Matan had played in all rehearsals for Saturday’s concert in Haifa with the German countertenor Andreas Scholl and his harpsichordist wife, Tamar Halperin. But on Sunday he failed to show up for the next concert in Tel Aviv.

The conductor Tal Barak announced that there had been a tragic event and the intended programme was cancelled. Instead, Halperin accompanied Scholl in a vocal recital.

 


Comments (0)

  1. I feel so saddened for this young man. Artists need to be teflon coated to withstand public criticism and competition, yet, at the same time, artists must be exquisitely fine-tuned and sensitive. Therein lies the danger. During practice, rehearsals, and study, we are never good enough. But by performance we must exude confidence, as if we’re the best.

    It’s time for a survival tool kit or self help book for young performers. There are better strategies than suicide.

    1. gildemaro says:

      Dear Marjorie, the more I disagree with your comments about some average Brazilian baton and their line othe more I liked your actual comment on this sad, sad case. I can’t add one comma or yota to it, so I would like to ask for your kind permission to make your words mine. Real a sad story.
      (OT: Marjorie, by any chance you know Maarit from your time with “Mr.H” … ?)

      1. gildemaro says:

        sorry “baton waver” , “line of conduct” and “really a sad story” … But I’m being attacked by a raven, believe me or not …

  2. Marie Lamb says:

    I’ve had the day to think a bit about this young man and his sad end. I couldn’t help but think of your Slipped Disc postings last year about the tendency in the classical music world to sweep drug and alcohol abuse problems under the rug, with the attitude that “this doesn’t happen to classical musicians, only to those other people” who perform rock, pop, jazz, rap, etc.
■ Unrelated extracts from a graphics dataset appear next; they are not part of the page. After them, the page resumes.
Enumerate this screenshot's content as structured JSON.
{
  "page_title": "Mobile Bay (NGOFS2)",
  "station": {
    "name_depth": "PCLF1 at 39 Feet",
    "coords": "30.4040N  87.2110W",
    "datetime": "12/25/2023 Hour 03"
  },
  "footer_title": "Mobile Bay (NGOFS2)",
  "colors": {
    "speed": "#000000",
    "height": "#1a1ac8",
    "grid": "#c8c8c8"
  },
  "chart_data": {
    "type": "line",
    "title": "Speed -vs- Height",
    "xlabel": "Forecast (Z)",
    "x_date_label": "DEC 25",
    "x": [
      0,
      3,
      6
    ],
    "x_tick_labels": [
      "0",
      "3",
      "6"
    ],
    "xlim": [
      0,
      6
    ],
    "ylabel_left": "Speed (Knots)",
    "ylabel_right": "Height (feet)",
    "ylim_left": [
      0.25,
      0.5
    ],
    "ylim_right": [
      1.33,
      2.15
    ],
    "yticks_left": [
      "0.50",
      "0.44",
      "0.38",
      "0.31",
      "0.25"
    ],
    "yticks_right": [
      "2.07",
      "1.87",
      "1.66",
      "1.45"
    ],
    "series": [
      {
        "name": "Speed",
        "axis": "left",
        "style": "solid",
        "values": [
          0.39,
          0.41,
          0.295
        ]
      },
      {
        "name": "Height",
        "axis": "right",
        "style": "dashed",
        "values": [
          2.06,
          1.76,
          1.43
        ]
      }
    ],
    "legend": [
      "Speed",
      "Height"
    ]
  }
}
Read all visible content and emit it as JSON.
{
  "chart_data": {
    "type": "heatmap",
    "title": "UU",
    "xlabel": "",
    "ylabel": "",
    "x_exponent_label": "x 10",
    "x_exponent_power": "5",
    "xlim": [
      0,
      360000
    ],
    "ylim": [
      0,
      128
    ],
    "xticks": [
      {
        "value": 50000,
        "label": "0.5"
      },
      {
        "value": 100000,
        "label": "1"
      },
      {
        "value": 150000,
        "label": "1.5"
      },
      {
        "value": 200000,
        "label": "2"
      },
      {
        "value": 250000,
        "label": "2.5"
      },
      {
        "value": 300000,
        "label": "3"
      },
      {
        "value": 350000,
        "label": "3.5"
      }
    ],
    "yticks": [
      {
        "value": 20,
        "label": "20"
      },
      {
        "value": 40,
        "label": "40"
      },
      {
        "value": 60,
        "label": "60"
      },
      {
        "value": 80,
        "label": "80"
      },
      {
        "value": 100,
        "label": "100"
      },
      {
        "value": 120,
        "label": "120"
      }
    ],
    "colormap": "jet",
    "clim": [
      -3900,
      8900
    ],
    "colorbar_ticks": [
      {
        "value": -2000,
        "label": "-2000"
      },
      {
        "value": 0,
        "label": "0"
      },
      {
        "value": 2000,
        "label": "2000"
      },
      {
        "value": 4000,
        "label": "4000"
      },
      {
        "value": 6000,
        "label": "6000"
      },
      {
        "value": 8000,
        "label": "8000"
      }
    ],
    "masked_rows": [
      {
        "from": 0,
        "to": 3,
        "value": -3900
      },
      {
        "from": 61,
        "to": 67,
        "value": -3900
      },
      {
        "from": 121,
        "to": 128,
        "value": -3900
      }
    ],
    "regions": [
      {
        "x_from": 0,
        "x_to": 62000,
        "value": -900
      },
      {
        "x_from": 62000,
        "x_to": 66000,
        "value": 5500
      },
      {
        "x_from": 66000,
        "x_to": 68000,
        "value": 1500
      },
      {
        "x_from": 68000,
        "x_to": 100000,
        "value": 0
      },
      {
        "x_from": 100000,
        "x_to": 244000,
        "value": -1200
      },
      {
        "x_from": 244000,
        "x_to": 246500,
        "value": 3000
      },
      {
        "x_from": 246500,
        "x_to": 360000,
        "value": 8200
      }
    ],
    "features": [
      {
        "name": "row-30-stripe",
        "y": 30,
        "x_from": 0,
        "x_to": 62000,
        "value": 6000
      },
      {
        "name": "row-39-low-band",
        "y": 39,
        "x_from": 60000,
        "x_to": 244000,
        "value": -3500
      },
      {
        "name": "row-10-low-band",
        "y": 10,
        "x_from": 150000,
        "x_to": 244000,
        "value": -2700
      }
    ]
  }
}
I recall that someone said that mental health issues among classical musicians should also be addressed, with support for the afflicted persons and for their families, not just to aid in recovery, but also to overcome the stigma that still exists. While I didn’t know Matan Givol and don’t know the details of his troubles, I have known depressed musical and radio colleagues who needed professional help and didn’t get it, or who knew they needed it but didn’t have the insurance or other support they needed. (In the U.S., insurance coverage for mental health is often far less than that provided for physical illnesses, and this may be an issue in other countries, too.) Even among non-musicians, mental health issues still carry too much of a stigma, with many who have them feeling that they’re weak or immoral, or that they should just “suck it up”. Until mental health problems are treated as health problems, and not as some sort of moral failing, I fear we’re going to see a lot more cases like Mr. Givol’s, both in the classical music world and elsewhere. My sympathies and prayers for him and his family.

  3. Dear Gildemaro,

    I want to applaud Norman Lebrecht for exposing relevant issues in the classical music world, and offering us all an equal voice. I cannot claim to be right in a matter that is so sensitive. I can only express my opinions based on previous experiences. I, too, had my share of unpleasantness—abuse—from certain baton wavers, and still display battle scars to prove it.

    To reply to your question, I know of Maarit. We were not in the JH class at the same time, unfortunately. Please convey my good thoughts and warm wishes.